Por Luis Vicente León | El Universal
Comenzaba a escribir mi artículo cuando, en uno de esos chats que me enloquecen a diario, recibí el video donde al final se ve al niño muerto. Los gritos de quienes grababan el video eran desgarradores: ¿Qué hace ahí? Y a los segundos: “Lo mataron, lo mataron”.
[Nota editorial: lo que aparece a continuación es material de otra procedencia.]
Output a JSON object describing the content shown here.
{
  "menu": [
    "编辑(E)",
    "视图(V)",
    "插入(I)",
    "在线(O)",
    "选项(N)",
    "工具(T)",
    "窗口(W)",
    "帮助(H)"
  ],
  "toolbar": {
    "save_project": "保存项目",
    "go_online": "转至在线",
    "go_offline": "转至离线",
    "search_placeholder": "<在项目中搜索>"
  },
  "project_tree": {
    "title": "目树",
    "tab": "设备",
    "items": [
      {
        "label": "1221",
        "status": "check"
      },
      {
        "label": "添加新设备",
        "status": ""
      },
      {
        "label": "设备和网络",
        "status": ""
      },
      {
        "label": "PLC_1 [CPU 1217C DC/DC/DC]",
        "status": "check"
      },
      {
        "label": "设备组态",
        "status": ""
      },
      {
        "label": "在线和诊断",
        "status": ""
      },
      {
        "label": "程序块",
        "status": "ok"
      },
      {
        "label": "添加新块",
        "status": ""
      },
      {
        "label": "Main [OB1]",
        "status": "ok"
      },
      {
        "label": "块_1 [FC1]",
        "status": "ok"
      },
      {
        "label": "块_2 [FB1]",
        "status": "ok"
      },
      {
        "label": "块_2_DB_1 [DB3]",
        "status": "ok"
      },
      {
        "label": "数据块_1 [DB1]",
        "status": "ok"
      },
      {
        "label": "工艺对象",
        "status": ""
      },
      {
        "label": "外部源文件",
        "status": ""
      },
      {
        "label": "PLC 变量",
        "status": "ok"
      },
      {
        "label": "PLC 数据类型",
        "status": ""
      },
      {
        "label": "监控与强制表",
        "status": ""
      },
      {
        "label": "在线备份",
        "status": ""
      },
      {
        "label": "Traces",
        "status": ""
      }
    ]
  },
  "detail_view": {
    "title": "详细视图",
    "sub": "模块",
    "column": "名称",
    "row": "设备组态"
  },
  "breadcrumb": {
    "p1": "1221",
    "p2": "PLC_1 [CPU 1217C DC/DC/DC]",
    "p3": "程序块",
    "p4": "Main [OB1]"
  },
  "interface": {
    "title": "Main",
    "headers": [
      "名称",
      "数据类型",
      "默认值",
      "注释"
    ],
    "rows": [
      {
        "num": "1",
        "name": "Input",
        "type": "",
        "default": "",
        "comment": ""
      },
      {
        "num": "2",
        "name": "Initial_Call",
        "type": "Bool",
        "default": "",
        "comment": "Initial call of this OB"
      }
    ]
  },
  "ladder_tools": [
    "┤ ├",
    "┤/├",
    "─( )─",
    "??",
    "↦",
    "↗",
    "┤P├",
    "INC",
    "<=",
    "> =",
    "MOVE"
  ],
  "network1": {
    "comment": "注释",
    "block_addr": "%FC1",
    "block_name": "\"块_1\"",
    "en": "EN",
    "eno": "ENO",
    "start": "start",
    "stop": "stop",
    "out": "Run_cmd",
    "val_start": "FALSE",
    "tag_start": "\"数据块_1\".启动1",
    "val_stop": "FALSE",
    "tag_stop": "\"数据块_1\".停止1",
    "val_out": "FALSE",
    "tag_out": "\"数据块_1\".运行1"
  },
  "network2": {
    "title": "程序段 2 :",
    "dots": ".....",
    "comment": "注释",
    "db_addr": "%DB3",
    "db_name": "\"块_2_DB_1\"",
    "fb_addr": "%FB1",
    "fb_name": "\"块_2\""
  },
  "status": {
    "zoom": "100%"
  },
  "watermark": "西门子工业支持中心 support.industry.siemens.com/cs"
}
Trato de ser objetivo en todos los aspectos de mi vida. No es algo que siempre logro. Es quizás la parte más difícil de lo que hago. Pero esa noche se me encendió la rabia, la frustración y la ira, sin saber cuál más grande, más triste o más dolorosa. Y no eran los gritos, ni las acusaciones ni el ping pong de responsabilidades, porque en ese mismo momento todo era irrelevante para mí. Sólo una cosa llenaba mi mente: el niño muerto. No importa cuántos muertos haya y cómo algunos se desensibilicen sobre esas muertes. La muerte, y en especial la de un niño, de un sute de diecisiete, es una desgracia, un desastre, una tragedia y no puedo entender cómo alguien no lo siente así o lo ve como un evento frío, normal en una lucha o una guerra. Nunca lo ven así los padres del niño muerto, quizás eso explica porqué tantos padres y madres de Venezuela tampoco podemos.
Y entonces no pude hacer más nada. Qué me importaba ya lo que estaba escribiendo, luego de ver al niño muerto. Porque me daba igual quién es el niño, ni lo que hacia ni lo que tenía en mente, en su corazón o en su mano. Porque quien fuera o lo que hiciera no cambiaba mi sentimiento. Era también mi niño… y estaba muerto.
No se ve en el video la secuencia de los hechos. No sé que hacia el niño ahí y tampoco se ve el momento en el que muere, sólo se ve cuando ya está muerto.
Y no me importa si tenía un mortero o un cohete, o si en realidad lo que tenía era un juguete, porque lo único que a mí me importa es que era un niño venezolano, que sólo tenía diecisiete.
Y cuando se tienen diecisiete se tienen todas las estrellas en la cabeza y el corazón incandescente. Y las ilusiones. Y las esperanzas. Y el deseo de un futuro prominente. Y la vida cerca y los ideales frescos, y la muerte tiene que estar muy lejos, cuando se tienen diecisiete.
Cuando se tienen diecisiete se tiene el futuro entero y todo el presente. Pero si ese presente es feo, difícil y duro. Si tu libertad está comprometida. Si abusan de ti y de tu gente. Si no te puedes expresar a través de los mecanismos democráticos que nos da la Constitución y las leyes, pues no es de extrañar la disposición a luchar por el cambio y por el futuro que mereces. A veces en una lucha buena, otras malas y algunas veces inteligente.
La violencia no resuelve ningún problema. Es el problema. Y los resultados están ahí, tendidos en el piso, como el niño muerto.
Y mientras todo esto está pasando por mi mente, en otro de mis chats anuncian que llegó su mamá a la clínica y volví a llorar sin parar, sólo de imaginar lo que lloraría yo, ahí, al ver mi niño muerto. ¿Qué puedes sentir sino la tristeza más profunda, indescriptible, insoportable, que absolutamente nada en el mundo puede compensar o aliviar?
Ya van más de 70 muertos, muchos de ellos tan niños como este niño muerto. Nuestros niños muertos. ¿Sabes cuántas ilusiones se fueron con ellos? ¿Sabes cuántas lágrimas de dolor sincero? ¿Sabes cuántas familias destruidas y cuántas historias que nunca contaremos?
En la Venezuela que quiero, en la que merecemos, no pueden haber niños muertos, porque no se construye la vida, la felicidad y el futuro sino con niños vivos, que no podemos perder bajo ningún concepto.
Que Dios reciba a todos nuestros muertos y consuele a sus padres, familiares, amigos y a todo un país entero, que hoy sólo tiene duelo, pero que esperamos que muy pronto tenga libertad, felicidad y consuelo.